Guilty as Charged? Subjectivity and the Law in La Chanson de Roland and “Lanval”

Kong, Katherine

Essays in Medieval Studies, vol. 17 (2000)

Abstract

La Chanson de Roland and Marie de France’s lai “Lanval,” both seminal French texts of the twelfth century, touch on aspects of legitimacy, legality and the power of the sovereign. As such, they provide excellent opportunities for exploring the bounds of subjectivity in the law, especially in their trial scenes. In examining the figures of Ganelon, “who has committed treason,” and Lanval, “accused of felony, but also of lying,” one sees two roles developing: that of traitor and that of felon, identities delimited by transgression of the king’s law. I will examine these categories of traitor and felon more closely, and read the scenes of trial in La Chanson de Roland and “Lanval” with the following questions in mind: how are guilt and crime configured, and what are the implications of these formulations for medieval subjectivity?
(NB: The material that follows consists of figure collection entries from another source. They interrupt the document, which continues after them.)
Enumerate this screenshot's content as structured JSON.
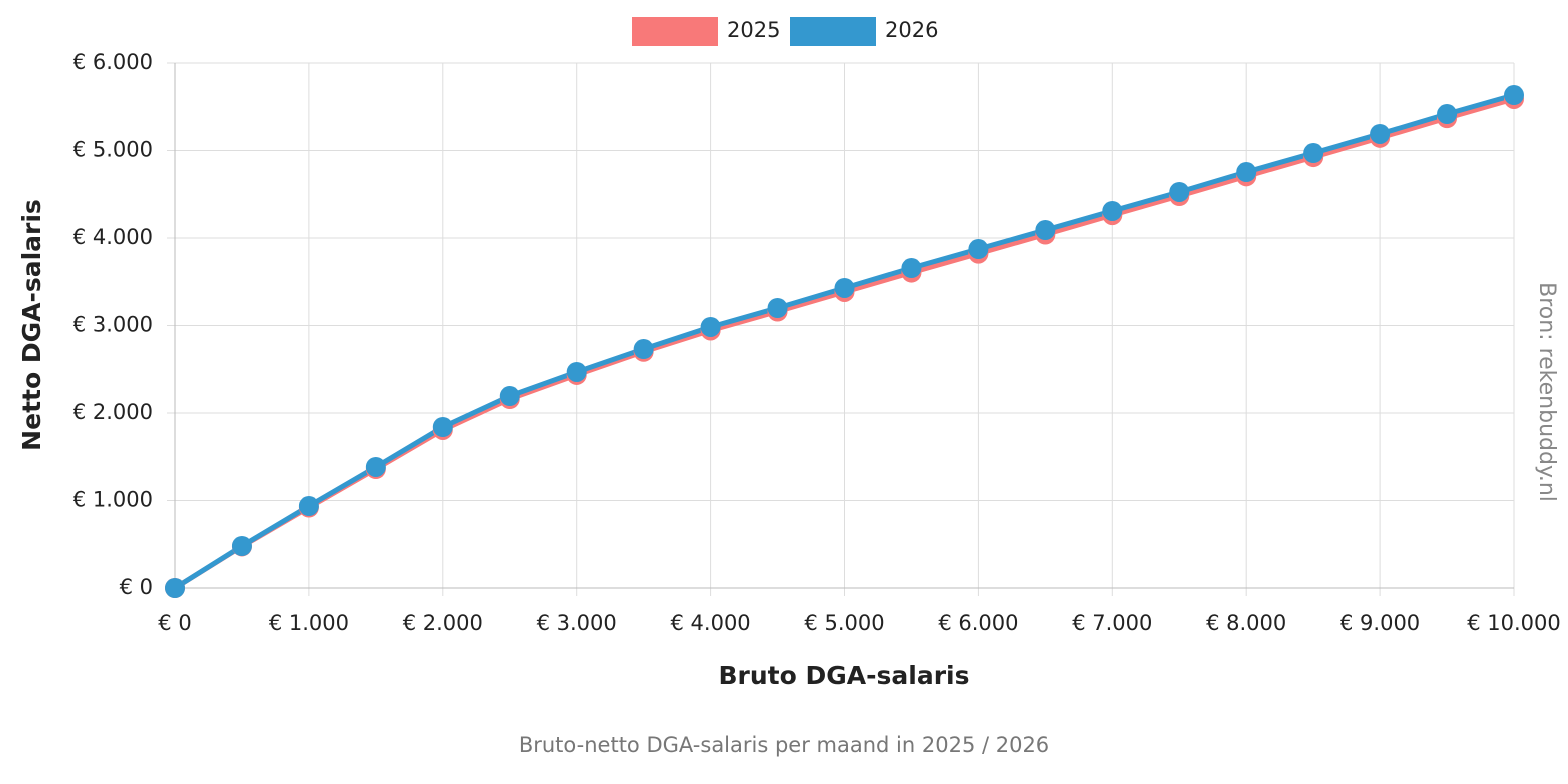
{
  "chart_data": {
    "type": "line",
    "title": "Bruto-netto DGA-salaris per maand in 2025 / 2026",
    "x_label": "Bruto DGA-salaris",
    "y_label": "Netto DGA-salaris",
    "source": "Bron: rekenbuddy.nl",
    "x": [
      0,
      500,
      1000,
      1500,
      2000,
      2500,
      3000,
      3500,
      4000,
      4500,
      5000,
      5500,
      6000,
      6500,
      7000,
      7500,
      8000,
      8500,
      9000,
      9500,
      10000
    ],
    "series": [
      {
        "name": "2025",
        "color": "#f87979",
        "values": [
          0,
          475,
          920,
          1360,
          1806,
          2160,
          2435,
          2700,
          2943,
          3160,
          3383,
          3605,
          3822,
          4040,
          4262,
          4480,
          4705,
          4925,
          5145,
          5370,
          5589
        ]
      },
      {
        "name": "2026",
        "color": "#3498cf",
        "values": [
          0,
          480,
          937,
          1383,
          1840,
          2194,
          2469,
          2731,
          2983,
          3200,
          3429,
          3657,
          3874,
          4091,
          4309,
          4526,
          4754,
          4971,
          5189,
          5417,
          5634
        ]
      }
    ],
    "xlim": [
      0,
      10000
    ],
    "ylim": [
      0,
      6000
    ],
    "xticks": [
      {
        "value": 0,
        "label": "€ 0"
      },
      {
        "value": 1000,
        "label": "€ 1.000"
      },
      {
        "value": 2000,
        "label": "€ 2.000"
      },
      {
        "value": 3000,
        "label": "€ 3.000"
      },
      {
        "value": 4000,
        "label": "€ 4.000"
      },
      {
        "value": 5000,
        "label": "€ 5.000"
      },
      {
        "value": 6000,
        "label": "€ 6.000"
      },
      {
        "value": 7000,
        "label": "€ 7.000"
      },
      {
        "value": 8000,
        "label": "€ 8.000"
      },
      {
        "value": 9000,
        "label": "€ 9.000"
      },
      {
        "value": 10000,
        "label": "€ 10.000"
      }
    ],
    "yticks": [
      {
        "value": 0,
        "label": "€ 0"
      },
      {
        "value": 1000,
        "label": "€ 1.000"
      },
      {
        "value": 2000,
        "label": "€ 2.000"
      },
      {
        "value": 3000,
        "label": "€ 3.000"
      },
      {
        "value": 4000,
        "label": "€ 4.000"
      },
      {
        "value": 5000,
        "label": "€ 5.000"
      },
      {
        "value": 6000,
        "label": "€ 6.000"
      }
    ],
    "grid": true,
    "legend": "top"
  }
}
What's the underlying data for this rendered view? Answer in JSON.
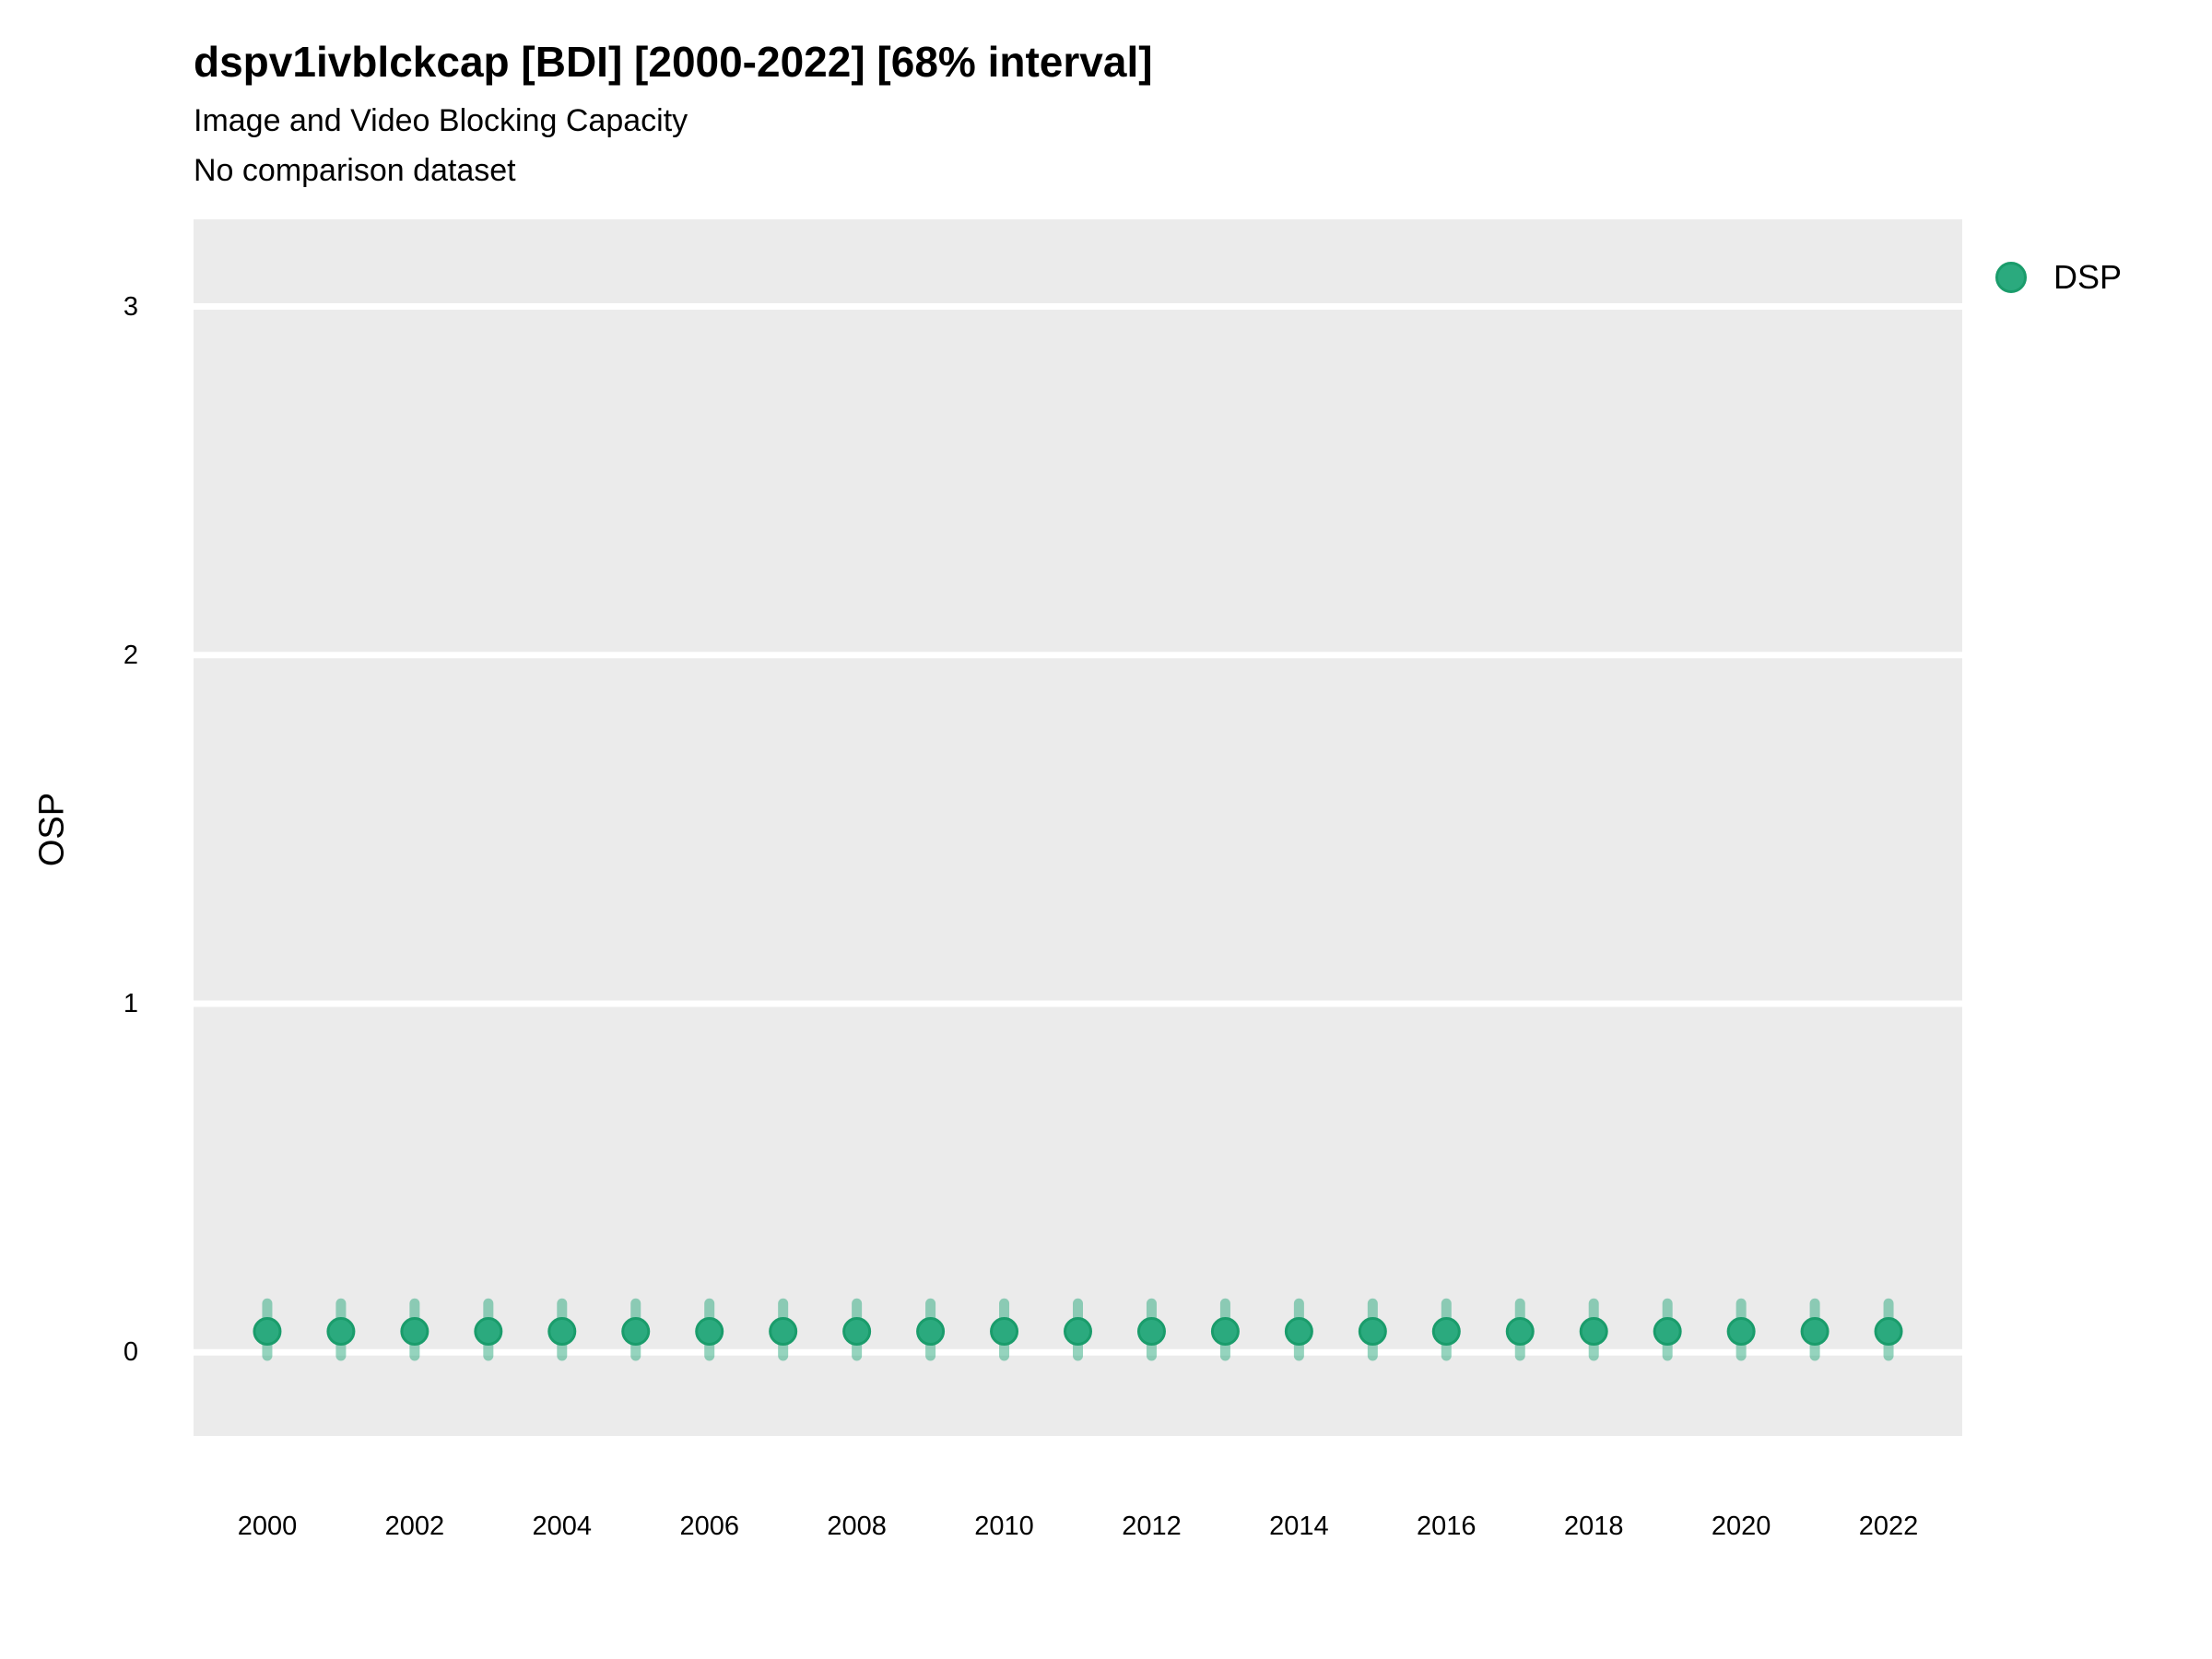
{
  "header": {
    "title": "dspv1ivblckcap [BDI] [2000-2022] [68% interval]",
    "subtitle": "Image and Video Blocking Capacity",
    "note": "No comparison dataset"
  },
  "legend": {
    "position": "right-top",
    "items": [
      {
        "label": "DSP",
        "color": "#2BAA7E"
      }
    ]
  },
  "chart_data": {
    "type": "scatter",
    "title": "dspv1ivblckcap [BDI] [2000-2022] [68% interval]",
    "subtitle": "Image and Video Blocking Capacity",
    "note": "No comparison dataset",
    "interval_label": "68% interval",
    "xlabel": "",
    "ylabel": "OSP",
    "x": [
      2000,
      2001,
      2002,
      2003,
      2004,
      2005,
      2006,
      2007,
      2008,
      2009,
      2010,
      2011,
      2012,
      2013,
      2014,
      2015,
      2016,
      2017,
      2018,
      2019,
      2020,
      2021,
      2022
    ],
    "series": [
      {
        "name": "DSP",
        "values": [
          0.06,
          0.06,
          0.06,
          0.06,
          0.06,
          0.06,
          0.06,
          0.06,
          0.06,
          0.06,
          0.06,
          0.06,
          0.06,
          0.06,
          0.06,
          0.06,
          0.06,
          0.06,
          0.06,
          0.06,
          0.06,
          0.06,
          0.06
        ],
        "interval_low": [
          -0.01,
          -0.01,
          -0.01,
          -0.01,
          -0.01,
          -0.01,
          -0.01,
          -0.01,
          -0.01,
          -0.01,
          -0.01,
          -0.01,
          -0.01,
          -0.01,
          -0.01,
          -0.01,
          -0.01,
          -0.01,
          -0.01,
          -0.01,
          -0.01,
          -0.01,
          -0.01
        ],
        "interval_high": [
          0.14,
          0.14,
          0.14,
          0.14,
          0.14,
          0.14,
          0.14,
          0.14,
          0.14,
          0.14,
          0.14,
          0.14,
          0.14,
          0.14,
          0.14,
          0.14,
          0.14,
          0.14,
          0.14,
          0.14,
          0.14,
          0.14,
          0.14
        ]
      }
    ],
    "x_ticks": [
      2000,
      2002,
      2004,
      2006,
      2008,
      2010,
      2012,
      2014,
      2016,
      2018,
      2020,
      2022
    ],
    "y_ticks": [
      0,
      1,
      2,
      3
    ],
    "xlim": [
      1999,
      2023
    ],
    "ylim": [
      -0.24,
      3.25
    ],
    "grid": {
      "horizontal": true,
      "vertical": false
    },
    "legend_position": "right-top",
    "colors": {
      "point_fill": "#2BAA7E",
      "point_stroke": "#1A9C6B",
      "errorbar": "rgba(43,170,126,0.5)",
      "panel_bg": "#EBEBEB",
      "gridline": "#FFFFFF"
    }
  }
}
What does it mean to be outside of the law, and what kind of subject position might this enable? More to the point, how does literature imagine this subject position? These questions give rise to an exploration of an individual subjectivity, how one comes to bear guilt, and even an identity and subjectivity under the law of the sovereign. I propose to examine the relationship between an individual and a culpable subjectivity created by the legal systems represented in these two texts. While it would be beyond the scope of this essay to establish a link between these two stories and medieval French law of the period, I do not mean to employ “law” as merely a figure of speech, or to reduce it to the status of metaphor; for it is the dominant discourse of power in these stories, and it is as such that I reference it here.